Senior dry bulk shipping players are displaying cautious optimism that freight rates have bottomed out and the market may have turned the corner.
“I think we’ve seen the worst,” John Platsidakis, managing director at Angelicoussis-controlled Anangel Maritime Services, told a Capitallink conference in Athens on the opening day of Posidonia.
“There are some positive indications that the good market is not that far away,” Platsidakis added, citing the lack of newbuilding orders and demolitions, as well as the approach of special surveys and ballast water management rules.
Hamish Norton, president of US-listed Star Bulk Carriers, also said shipowners appear much more sanguine these days.
“I was on the boat of a very wise man last night… I think he is much more motivated by greed at this point of the cycle,” he told the same conference.
“It’s interesting how quickly sentiment changes,” said George Achniotis, chief financial officer at Navios Maritime Holdings.“Shipowners that have money think that’s a time to buy,” he said.
Cash may be burnt for a few months, he admitted, but values were currently so low that they still made sense for cash-rich owners taking a long-term view.

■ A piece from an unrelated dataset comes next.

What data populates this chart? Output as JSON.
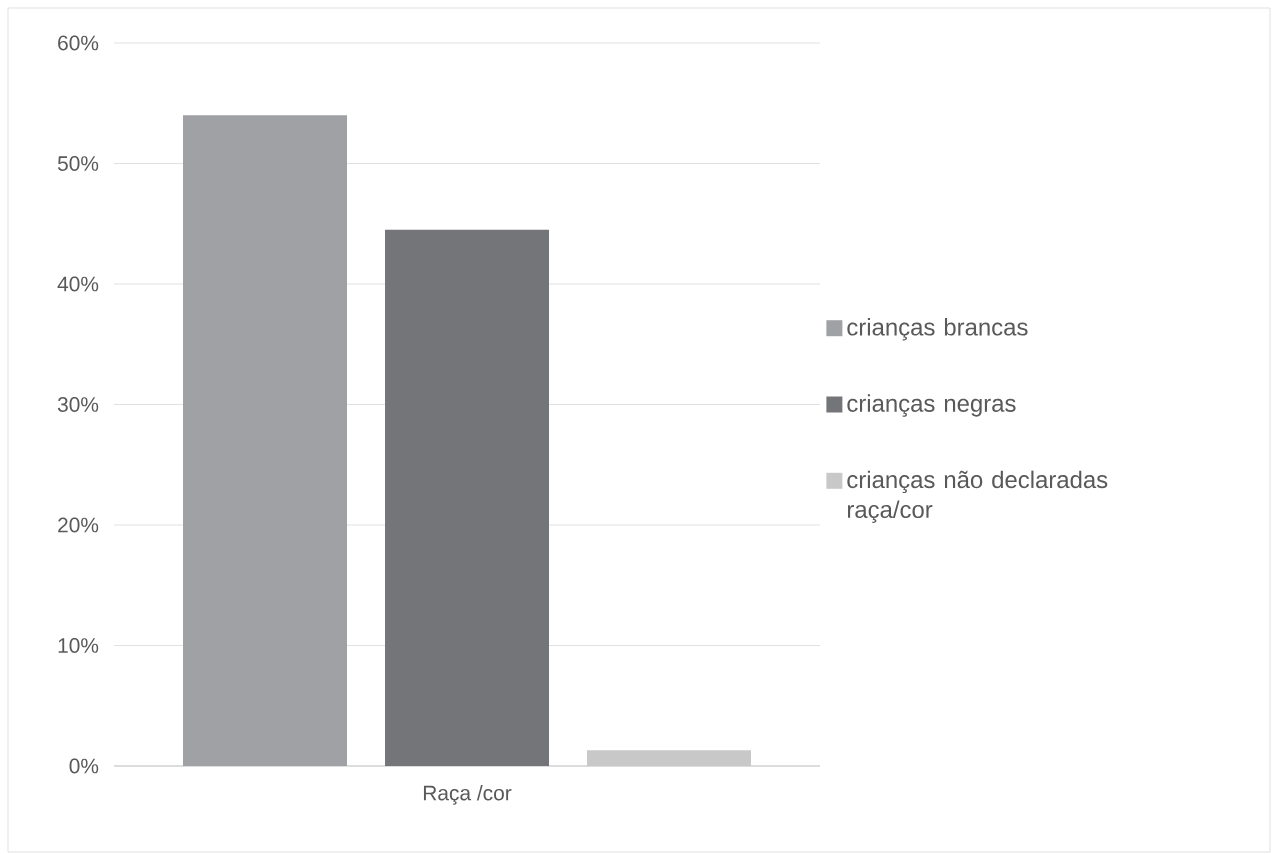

Optimism was not unanimous on the panel though. “I’m not so bullish as some people here who have said that the market may have bottomed out… I think it’s too early to say that the market bottomed out,” said Pankaj Khanna, CEO of Pioneer Marine.
Seasonal factors and a bounce in commodity prices played a large role in the recent rebound of drybulk freight rates, he said.
Even the optimists are cautious about when a full-blow recovery may come. Seeing the worst “does not necessarily mean the market will boom soon,” Platsidakis said. “Possibly we’ll may have to wait until mid-17,” he said.